It was in the Teatro del Lago in 1963 that I saw the film Lawrence of Arabia for the first time…According to my mother, I couldn’t stop talking about it for weeks. The harder I tried to make the story clear to her, the more I realized that a simple retelling was beside the point…she said, Who wants to see a movie with a lot of sand and sun anyway?

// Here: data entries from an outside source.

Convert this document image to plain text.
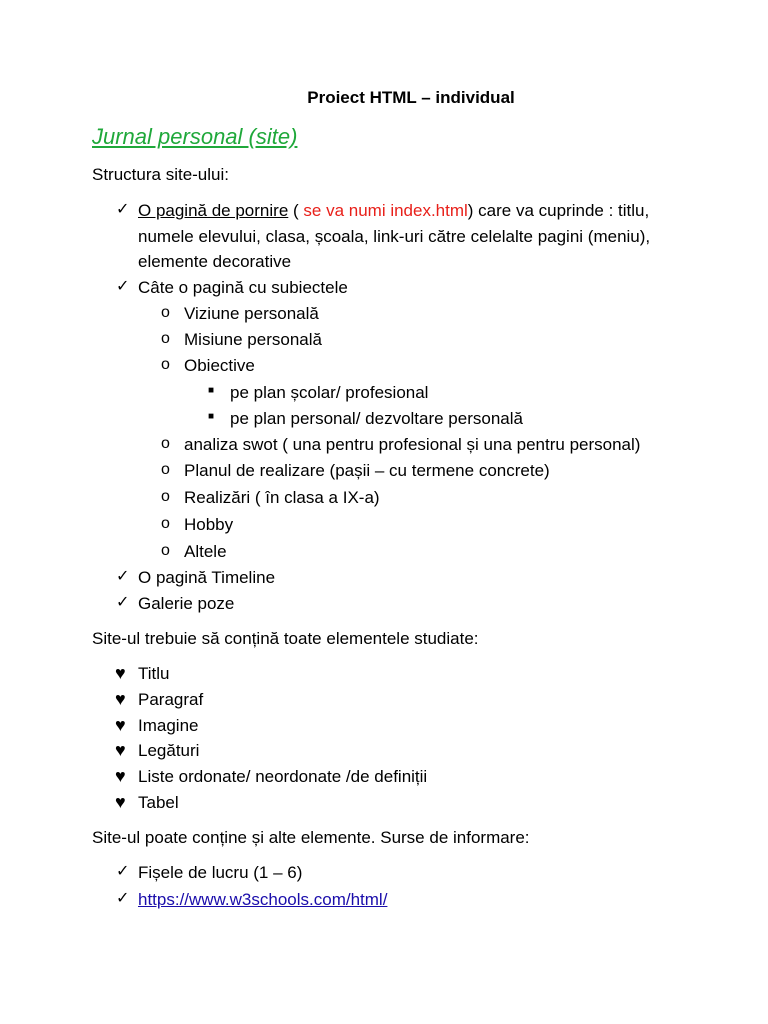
Proiect HTML – individual
Jurnal personal (site)
Structura site-ului:
✓ O pagină de pornire ( se va numi index.html) care va cuprinde : titlu,
numele elevului, clasa, școala, link-uri către celelalte pagini (meniu),
elemente decorative
✓ Câte o pagină cu subiectele
o Viziune personală
o Misiune personală
o Obiective
■ pe plan școlar/ profesional
■ pe plan personal/ dezvoltare personală
o analiza swot ( una pentru profesional și una pentru personal)
o Planul de realizare (pașii – cu termene concrete)
o Realizări ( în clasa a IX-a)
o Hobby
o Altele
✓ O pagină Timeline
✓ Galerie poze
Site-ul trebuie să conțină toate elementele studiate:
♥ Titlu
♥ Paragraf
♥ Imagine
♥ Legături
♥ Liste ordonate/ neordonate /de definiții
♥ Tabel
Site-ul poate conține și alte elemente. Surse de informare:
✓ Fișele de lucru (1 – 6)
✓ https://www.w3schools.com/html/
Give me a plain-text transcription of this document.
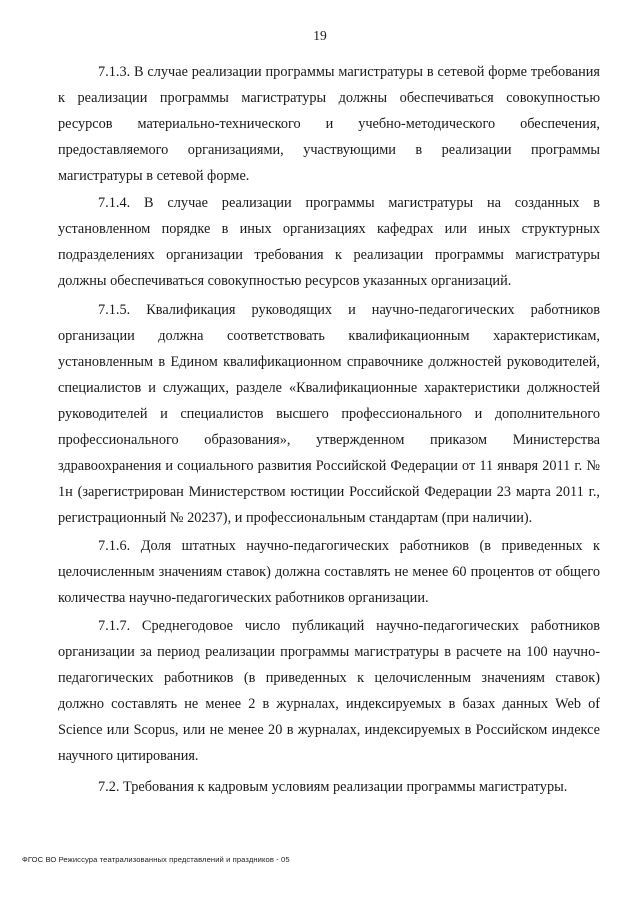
19

7.1.3. В случае реализации программы магистратуры в сетевой форме требования к реализации программы магистратуры должны обеспечиваться совокупностью ресурсов материально-технического и учебно-методического обеспечения, предоставляемого организациями, участвующими в реализации программы магистратуры в сетевой форме.

7.1.4. В случае реализации программы магистратуры на созданных в установленном порядке в иных организациях кафедрах или иных структурных подразделениях организации требования к реализации программы магистратуры должны обеспечиваться совокупностью ресурсов указанных организаций.

7.1.5. Квалификация руководящих и научно-педагогических работников организации должна соответствовать квалификационным характеристикам, установленным в Едином квалификационном справочнике должностей руководителей, специалистов и служащих, разделе «Квалификационные характеристики должностей руководителей и специалистов высшего профессионального и дополнительного профессионального образования», утвержденном приказом Министерства здравоохранения и социального развития Российской Федерации от 11 января 2011 г. № 1н (зарегистрирован Министерством юстиции Российской Федерации 23 марта 2011 г., регистрационный № 20237), и профессиональным стандартам (при наличии).

7.1.6. Доля штатных научно-педагогических работников (в приведенных к целочисленным значениям ставок) должна составлять не менее 60 процентов от общего количества научно-педагогических работников организации.

7.1.7. Среднегодовое число публикаций научно-педагогических работников организации за период реализации программы магистратуры в расчете на 100 научно-педагогических работников (в приведенных к целочисленным значениям ставок) должно составлять не менее 2 в журналах, индексируемых в базах данных Web of Science или Scopus, или не менее 20 в журналах, индексируемых в Российском индексе научного цитирования.

7.2. Требования к кадровым условиям реализации программы магистратуры.

ФГОС ВО Режиссура театрализованных представлений и праздников - 05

-Lawrence of Arabia: A Film’s Anthropology, Steven Caton
I will tell you who…KhairAllah, Bilal, Hamid, the other drovers gathered that night in the Cairo camel market for an outdoor projection in 1990 (see blog entry January 10, 2019), and all the villagers in Dar al-Kababish who saw the movie on my screening tour with KhairAllah in 2006. Not too much sand and sun for any of them, but a lot of familiar faces on screen and a lot of up country dialect they understood perfectly well that had gone right past the big city audiences in Cairo and Khartoum.
In the scene when Yusuf says what the BBC translated as, Why don’t you fall in a hole?, they laughed their heads off in Dar al-Kababish but sat in silence at the University of Khartoum. Yusuf himself might not have wanted to see it, because his behavior at the end of the film did not reflect well on him, but he was killed in a car crash not long after, whether returning from another camel drive to Egypt I do not know.